Guard up – Why we need to talk about data security
As we get exceedingly reliant on digital information, our vulnerability to cyber attacks increases.
By: HT Brand Studio
We live in an age when everyone is going online, and everything is becoming digital. Almost half of the world's population is on the internet, and India alone has about 400 million netizens. Up until now, cyber security was seen as a concern for backroom IT guys, and not for individuals. Not anymore. We are online to surf, shop, pay, and share information, making us vulnerable to numerous threats. Experts say that data is under risk from various people in cyberspace, namely - cyber criminals, hackers, hacktivists (a portmanteau of hack and activism, these are people who are politically or socially motivated), cyber terrorists, and nation states.
Cyber crime has been called one of the biggest risks to data and security. A report by Mckinsey says, "Despite years of effort, and tens of billions of dollars spent annually, the global economy is still not sufficiently protected against cyber attacks—and it is getting worse. The risk of cyber attacks could slow the pace of technology and business innovation with as much as $3 trillion in aggregate impact."
The cyber scenario in developing countries
Developing nations which are in the throes of a technological revolution are catching up on modern technology, but the infrastructure for cyber security and cyber laws are either archaic or non-existent. Countries like India are bringing millions of people online, but the security infrastructure is just not ready.
Figures on cyber crime are startling. "The likely annual cost to the global economy from cybercrime is more than $400 billion," says a study. UNESCO says that the increased threat of cyber attacks puts critical infrastructure, like the information systems of hospitals, air traffic control facilities, factories, police and military, of developing nations at risk.
For emerging digital economies, another risk is that hacking attacks and online fraud can deter people from using e-commerce or e-payments. Added to that is the fact that Indian data protection laws are inadequate and only address some security, and privacy issues. Meanwhile cyber crime in the country is on a rise: The National Crime Records Bureau (NCRB) said in its 2016 report, that 11,592 cases of cyber crime were registered in India in 2015. We need to work fast on building a security infrastructure to insulate the billion strong population from cyber threats.
The road ahead
As a first step, India needs a national level programme for cyber security and a budget for implementation. We need to develop standards and guidelines, and build capacity for laws and enforcement.
Second, public and private institutions must identify what their information assets are and which ones need protection. Cyber experts have to be employed to understand the threat landscape and take a risk-based approach to identify impact. They will have to understand the functioning of departments and businesses, and prioritize information assets in need of protection.

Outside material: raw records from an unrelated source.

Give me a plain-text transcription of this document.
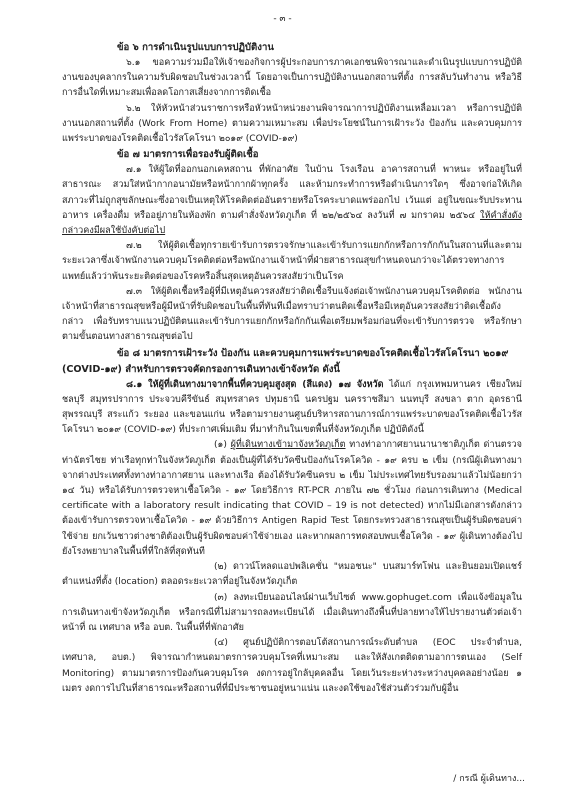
- ๓ -

ข้อ ๖ การดำเนินรูปแบบการปฏิบัติงาน

๖.๑ ขอความร่วมมือให้เจ้าของกิจการผู้ประกอบการภาคเอกชนพิจารณาและดำเนินรูปแบบการปฏิบัติงานของบุคลากรในความรับผิดชอบในช่วงเวลานี้ โดยอาจเป็นการปฏิบัติงานนอกสถานที่ตั้ง การสลับวันทำงาน หรือวิธีการอื่นใดที่เหมาะสมเพื่อลดโอกาสเสี่ยงจากการติดเชื้อ

๖.๒ ให้หัวหน้าส่วนราชการหรือหัวหน้าหน่วยงานพิจารณาการปฏิบัติงานเหลื่อมเวลา หรือการปฏิบัติงานนอกสถานที่ตั้ง (Work From Home) ตามความเหมาะสม เพื่อประโยชน์ในการเฝ้าระวัง ป้องกัน และควบคุมการ แพร่ระบาดของโรคติดเชื้อไวรัสโคโรนา ๒๐๑๙ (COVID-๑๙)

ข้อ ๗ มาตรการเพื่อรองรับผู้ติดเชื้อ

๗.๑ ให้ผู้ใดที่ออกนอกเคหสถาน ที่พักอาศัย ในบ้าน โรงเรือน อาคารสถานที่ พาหนะ หรืออยู่ในที่สาธารณะ สวมใส่หน้ากากอนามัยหรือหน้ากากผ้าทุกครั้ง และห้ามกระทำการหรือดำเนินการใดๆ ซึ่งอาจก่อให้เกิดสภาวะที่ไม่ถูกสุขลักษณะซึ่งอาจเป็นเหตุให้โรคติดต่ออันตรายหรือโรคระบาดแพร่ออกไป เว้นแต่ อยู่ในขณะรับประทานอาหาร เครื่องดื่ม หรืออยู่ภายในห้องพัก ตามคำสั่งจังหวัดภูเก็ต ที่ ๒๒/๒๕๖๔ ลงวันที่ ๗ มกราคม ๒๕๖๔ ให้คำสั่งดังกล่าวคงมีผลใช้บังคับต่อไป

๗.๒ ให้ผู้ติดเชื้อทุกรายเข้ารับการตรวจรักษาและเข้ารับการแยกกักหรือการกักกันในสถานที่และตามระยะเวลาซึ่งเจ้าพนักงานควบคุมโรคติดต่อหรือพนักงานเจ้าหน้าที่ฝ่ายสาธารณสุขกำหนดจนกว่าจะได้ตรวจทางการแพทย์แล้วว่าพ้นระยะติดต่อของโรคหรือสิ้นสุดเหตุอันควรสงสัยว่าเป็นโรค

๗.๓ ให้ผู้ติดเชื้อหรือผู้ที่มีเหตุอันควรสงสัยว่าติดเชื้อรีบแจ้งต่อเจ้าพนักงานควบคุมโรคติดต่อ พนักงานเจ้าหน้าที่สาธารณสุขหรือผู้มีหน้าที่รับผิดชอบในพื้นที่ทันทีเมื่อทราบว่าตนติดเชื้อหรือมีเหตุอันควรสงสัยว่าติดเชื้อดังกล่าว เพื่อรับทราบแนวปฏิบัติตนและเข้ารับการแยกกักหรือกักกันเพื่อเตรียมพร้อมก่อนที่จะเข้ารับการตรวจ หรือรักษาตามขั้นตอนทางสาธารณสุขต่อไป

ข้อ ๘ มาตรการเฝ้าระวัง ป้องกัน และควบคุมการแพร่ระบาดของโรคติดเชื้อไวรัสโคโรนา ๒๐๑๙

(COVID-๑๙) สำหรับการตรวจคัดกรองการเดินทางเข้าจังหวัด ดังนี้

๘.๑ ให้ผู้ที่เดินทางมาจากพื้นที่ควบคุมสูงสุด (สีแดง) ๑๗ จังหวัด ได้แก่ กรุงเทพมหานคร เชียงใหม่ ชลบุรี สมุทรปราการ ประจวบคีรีขันธ์ สมุทรสาคร ปทุมธานี นครปฐม นครราชสีมา นนทบุรี สงขลา ตาก อุดรธานี สุพรรณบุรี สระแก้ว ระยอง และขอนแก่น หรือตามรายงานศูนย์บริหารสถานการณ์การแพร่ระบาดของโรคติดเชื้อไวรัสโคโรนา ๒๐๑๙ (COVID-๑๙) ที่ประกาศเพิ่มเติม ที่มาทำกินในเขตพื้นที่จังหวัดภูเก็ต ปฏิบัติดังนี้

(๑) ผู้ที่เดินทางเข้ามาจังหวัดภูเก็ต ทางท่าอากาศยานนานาชาติภูเก็ต ด่านตรวจท่าฉัตรไชย ท่าเรือทุกท่าในจังหวัดภูเก็ต ต้องเป็นผู้ที่ได้รับวัคซีนป้องกันโรคโควิด - ๑๙ ครบ ๒ เข็ม (กรณีผู้เดินทางมาจากต่างประเทศทั้งทางท่าอากาศยาน และทางเรือ ต้องได้รับวัคซีนครบ ๒ เข็ม ไม่ประเทศไทยรับรองมาแล้วไม่น้อยกว่า ๑๔ วัน) หรือได้รับการตรวจหาเชื้อโควิด - ๑๙ โดยวิธีการ RT-PCR ภายใน ๗๒ ชั่วโมง ก่อนการเดินทาง (Medical certificate with a laboratory result indicating that COVID – 19 is not detected) หากไม่มีเอกสารดังกล่าว ต้องเข้ารับการตรวจหาเชื้อโควิด - ๑๙ ด้วยวิธีการ Antigen Rapid Test โดยกระทรวงสาธารณสุขเป็นผู้รับผิดชอบค่าใช้จ่าย ยกเว้นชาวต่างชาติต้องเป็นผู้รับผิดชอบค่าใช้จ่ายเอง และหากผลการทดสอบพบเชื้อโควิด - ๑๙ ผู้เดินทางต้องไปยังโรงพยาบาลในพื้นที่ที่ใกล้ที่สุดทันที

(๒) ดาวน์โหลดแอปพลิเคชั่น "หมอชนะ" บนสมาร์ทโฟน และยินยอมเปิดแชร์ตำแหน่งที่ตั้ง (location) ตลอดระยะเวลาที่อยู่ในจังหวัดภูเก็ต

(๓) ลงทะเบียนออนไลน์ผ่านเว็บไซต์ www.gophuget.com เพื่อแจ้งข้อมูลในการเดินทางเข้าจังหวัดภูเก็ต หรือกรณีที่ไม่สามารถลงทะเบียนได้ เมื่อเดินทางถึงพื้นที่ปลายทางให้ไปรายงานตัวต่อเจ้าหน้าที่ ณ เทศบาล หรือ อบต. ในพื้นที่ที่พักอาศัย

(๔) ศูนย์ปฏิบัติการตอบโต้สถานการณ์ระดับตำบล (EOC ประจำตำบล, เทศบาล, อบต.) พิจารณากำหนดมาตรการควบคุมโรคที่เหมาะสม และให้สังเกตติดตามอาการตนเอง (Self Monitoring) ตามมาตรการป้องกันควบคุมโรค งดการอยู่ใกล้บุคคลอื่น โดยเว้นระยะห่างระหว่างบุคคลอย่างน้อย ๑ เมตร งดการไปในที่สาธารณะหรือสถานที่ที่มีประชาชนอยู่หนาแน่น และงดใช้ของใช้ส่วนตัวร่วมกับผู้อื่น

/ กรณี ผู้เดินทาง...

Organisations have to invest in building cyber defence systems and build capacity to analyse threats according to the kind of information they possess. Srinivasan CR, Senior Vice President, Global Product Management & Data Centre Services, Tata Communications, says "To alleviate pressures on the IT department and ensure a smooth transition to the cloud at a pace that best suits the organisation, it is beneficial to choose a fully managed private cloud solution. When combined with an integrated security framework, a fully managed private cloud gives enterprises secure, reliable access to data no matter what, and protects intellectual property by constantly monitoring data entering and leaving the network across all devices."
For instance, Tata Communications' IZO™ platform is a flexible, one-stop cloud enablement platform that helps enterprises navigate complexity for more agile business performance. It offers enterprises the best of both worlds: the security and reliability of a private network, and the unparalleled reach and cost-effectiveness of the public Internet.
Third, we need to be in a constant state of preparedness. Defence mechanisms need to be tested continuously to improve incident response. The Sony hack of 2014 for instance is a big lesson on the lack of preparedness. As per reports, when the cyber-attack was launched, employees who logged on to the network were subjected to the sound of gunfire, scrolling threats, and skulls flashing on their computer screens. Hackers stole the company's data before destroying it and released batches of data including unfinished movie scripts, emails, salary information and more than 47,000 Social Security numbers on public file-sharing sites, writes Fortune magazine.
The fourth step is to educate users, usually the weakest point for any institution. Users are known to click on links that they should not click on, or choose insecure passwords. It has become essential to help users understand the personal and business risks they pose by not using secure measures.
It also needs to be ensured that there are no breeding grounds for cyber criminals. "Hacking and cyber-crime originates in the anonymous underbelly of the internet, addressing negativity in these subcultures, and encouraging impressionable minds to stay away from dangerous influences, will be recognized as increasingly important," the Boston Global Forum says in its report - Cybersecurity 2016.
With increasing internet population, enterprises as well as individuals are prone to the cyber risks. As a country, the biggest challenge to implement data security is to acknowledge that this is an issue for both the government and private sector. At an organisational level it has to be understood as a management issue and not just a tech issue. Cyber risk has to be made part of enterprise-wide risk-management processes and it's pivotal that everyone prepares for a new generation of cyber crimes.